Results Show Low Rates Of Invasive Angiography And Revascularization Over A Mean Follow Up Period Of 24 Years Following Ccta, With Interventions Rising In More Severe Disease
Results show low rates of invasive angiography and revascularization over a mean follow-up period of 2.4 years following CCTA, with interventions rising in more severe disease.
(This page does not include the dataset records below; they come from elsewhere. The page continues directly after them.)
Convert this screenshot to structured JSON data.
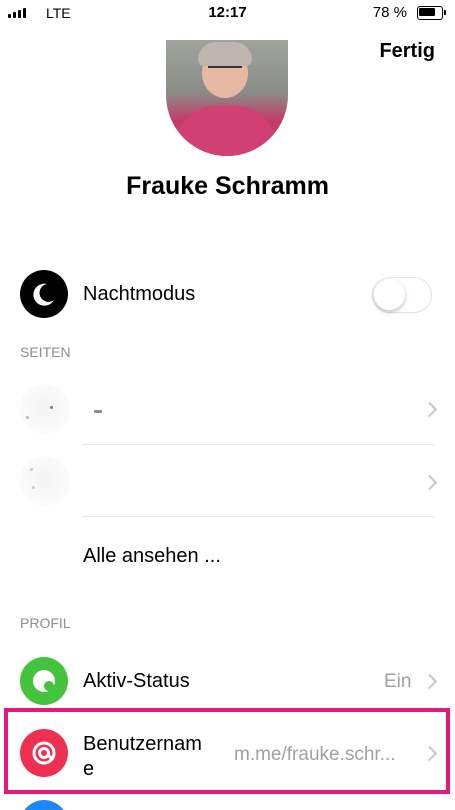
{
  "status_bar": {
    "carrier": "LTE",
    "time": "12:17",
    "battery_percent": "78 %",
    "battery_level": 0.78
  },
  "header": {
    "done_label": "Fertig"
  },
  "profile": {
    "name": "Frauke Schramm"
  },
  "night_mode": {
    "label": "Nachtmodus",
    "enabled": false
  },
  "pages_section": {
    "header": "SEITEN",
    "see_all_label": "Alle ansehen ..."
  },
  "profile_section": {
    "header": "PROFIL",
    "active_status": {
      "label": "Aktiv-Status",
      "value": "Ein",
      "icon_color": "#44c33c"
    },
    "username": {
      "label_line1": "Benutzernam",
      "label_line2": "e",
      "value": "m.me/frauke.schr..."
    }
  },
  "colors": {
    "highlight": "#e6197b",
    "username_icon": "#ee3152",
    "next_icon": "#1e86f5"
  }
}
Image and data courtesy of Leslee Shaw, PhD.

Years of experience with CCTA have shown that it allows assessment of disease severity and perhaps intensive medical management without the consequences of revascularization, she said.

Going forward, even lower revascularization rates should be possible, according to Shaw.

"We see it happen in other modalities all the time," she said. "I expect to see the [angiography referral] rates go down even lower in people with mild and moderate coronary disease as people become more confident in the results of CCTA." Even the results of this study, once published, will help clinicians understand that they can trust CCTA results and avoid unnecessary interventions, she said.

"I think you would not want to see a lot of normals or people with mild coronary disease going to the cath lab, and that's exactly what we saw," Shaw noted, adding that the recent JAMA report (Shreibati et al, November 16, 2011) on people having both CCTA and angiography strikes her as unusual.

"I think if you were going to have two procedures, you would just send the patient directly to the cath lab," she said.